Тут уже надобно  говорить всю правду: не в нынешней нашей цивилизации, не в «европейском» так называемом образовании (которого у нас, кстати сказать, никогда не было), не в уродливости внешне усвоенных европейских идей и форм указал Пушкин эту красоту, а единственно в народном духе нашел ее, и только в нем. Таким образом, повторяю, обозначив болезнь, дал и великую надежду: «Уверуйте в дух народный и от него единого ждите спасения и будете спасены».

Третье

У Пушкина «есть та особая характернейшая и не встречаемая кроме него нигде и ни у кого черта художественного гения – способность всемирной отзывчивости и полнейшего перевоплощения в гении чужих наций, и перевоплощения почти совершенного…».

Четвертое

«Способность эта есть всецело способность русская, национальная, и Пушкин только делит ее со всем народом нашим…».

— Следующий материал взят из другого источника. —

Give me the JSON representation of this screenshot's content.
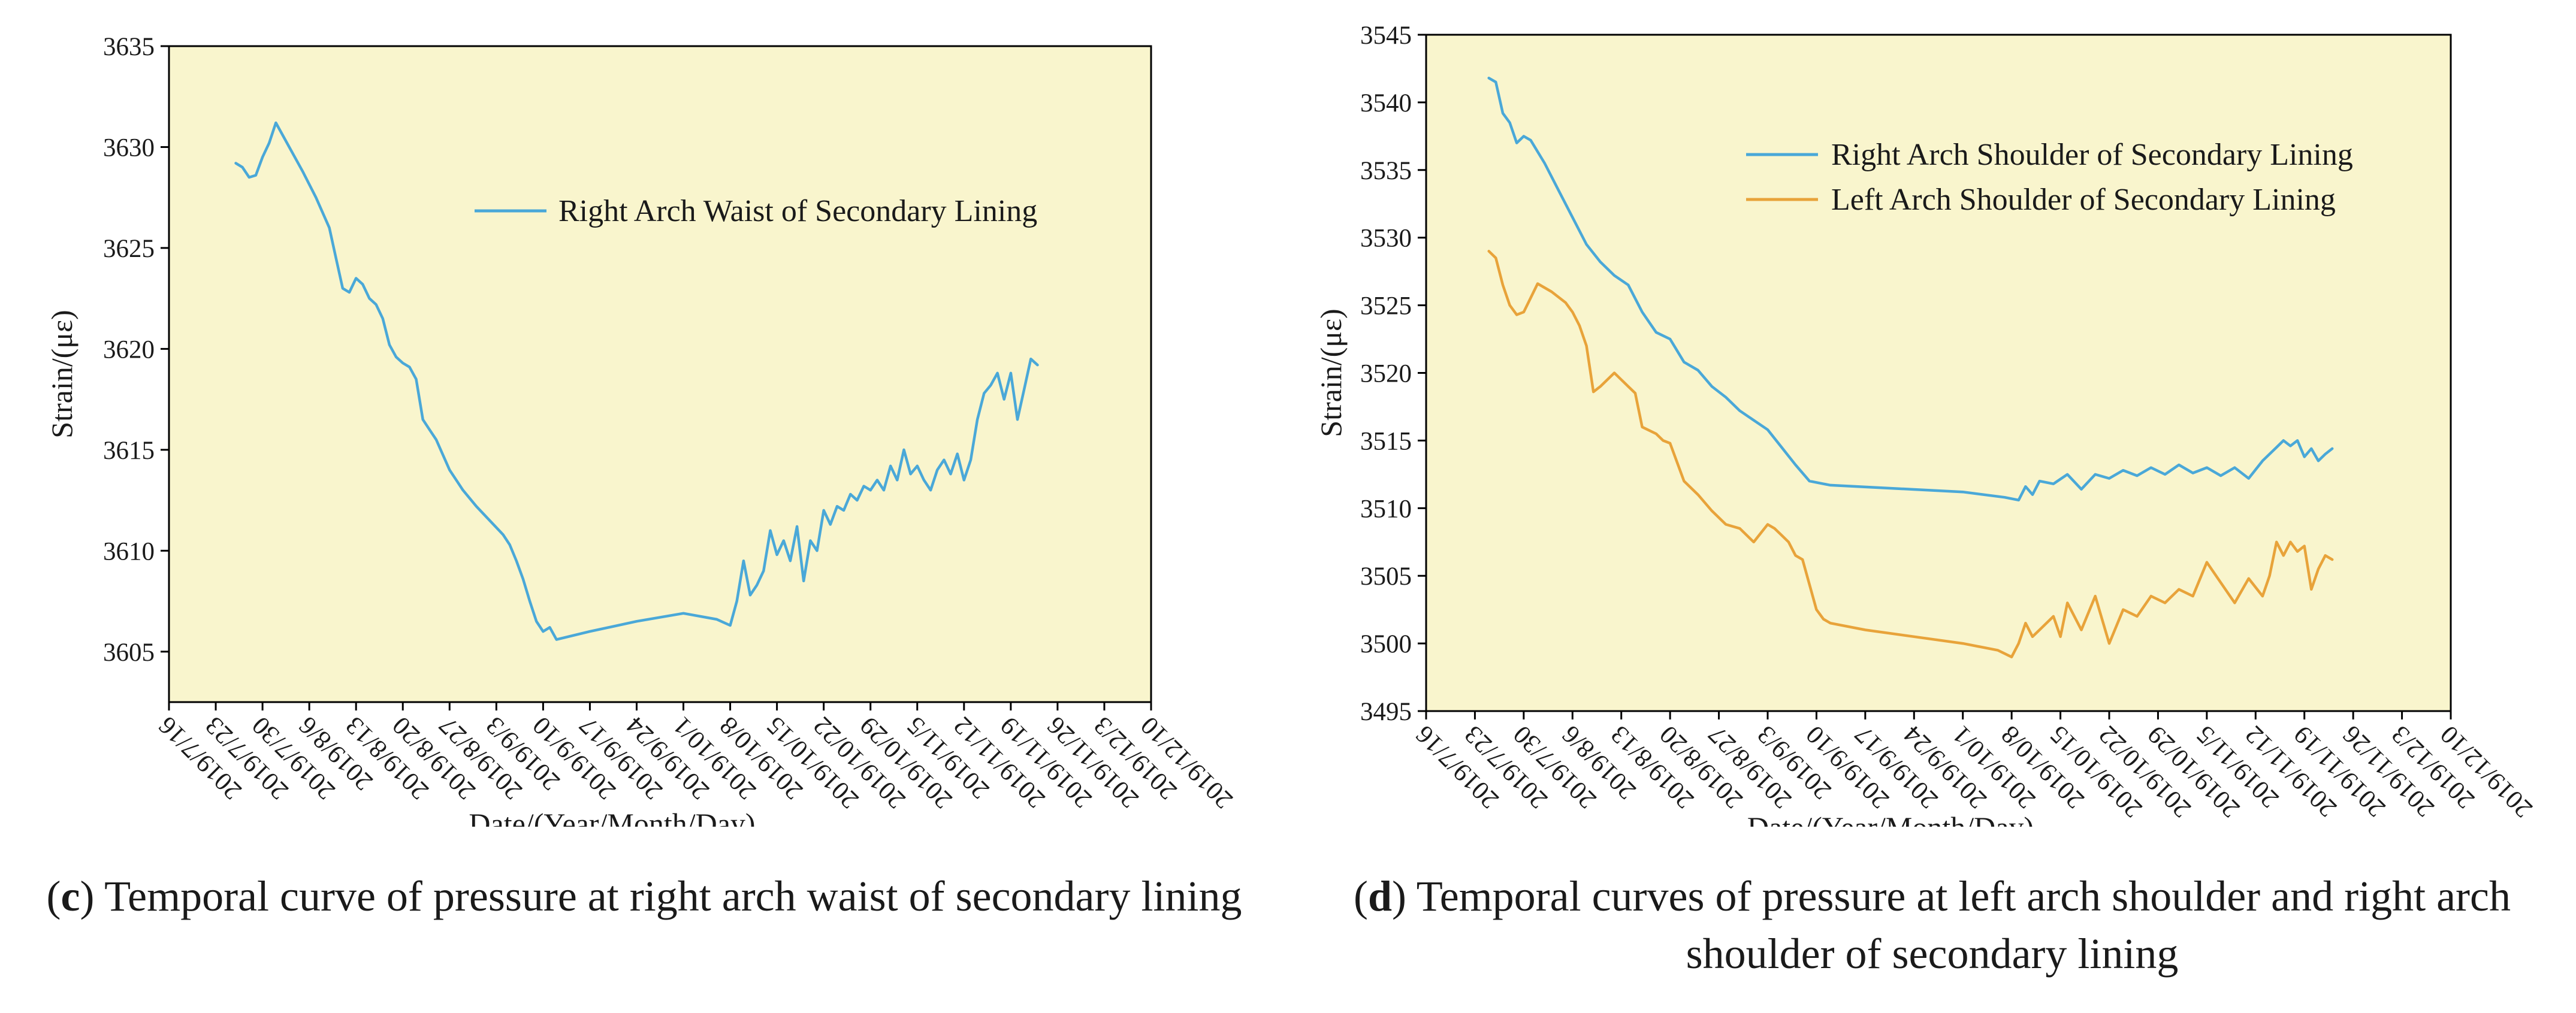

Достоевский приводит примеры в творчестве Пушкина, где поэт воплощает дух других народов, наглядно поясняя тезис о всемирной отзывчивости русского поэта, о всечеловечности русской народности. Достоевский пишет:

«… К третьему периоду творчества Пушкина можно отнести тот разряд его произведений, в которых преимущественно засияли идеи всемирные, отразились поэтические образы других народов и воплотились их гении… Даже у Шекспира его итальянцы сплошь те же англичане. Пушкин лишь один изо всех мировых поэтов обладает свойством перевоплощаться вполне в чужую национальности. Вот сцены из «Фауста», вот «Скупой рыцарь» и баллада «Жил на свете рыцарь бедный». Перечтите «Дон-Жуана», если бы не было подписи Пушкина, вы бы никогда не узнали, что это написал не испанец. Какие глубокие фантастические образы в поэме «Пир во время чумы»! Но в этих фантастических образах слышен гений Англии; эта чудесная песня о чуме героя поэмы, эта песня Мери со стихами «Наших деток в шумной школе раздавались голоса», это английские песни… В грустной и восторженной музыке этих стихов чувствуется самая душа северного протестантизма, английского ересиарха, безбрежного мистика, с его тупым, мрачным и непреоборимым стремлением и со всем безудержем мистического мечтания… Вот рядом с этим религиозным мистицизмом религиозные же строки из Корана или «Подражания Корану»… А вот древний мир, вот «Египетские ночи…

«Это только у Пушкина, и в этом смысле, повторяю, он явление невиданное и неслыханное, а по-нашему, и пророческое… Ибо что такое сила духа русской народности как не стремление ее в конечных целях своих ко всемирности и ко всечеловечности?».

 

2. Достоевский о Татьяне Лариной и Онегине

Несколько выдержек из речи Достоевского 08.06.1880 в заседании Общества любителей российской словесности по случаю юбилея Пушкина. А школьникам на литературе надо прочитать эту речь полностью.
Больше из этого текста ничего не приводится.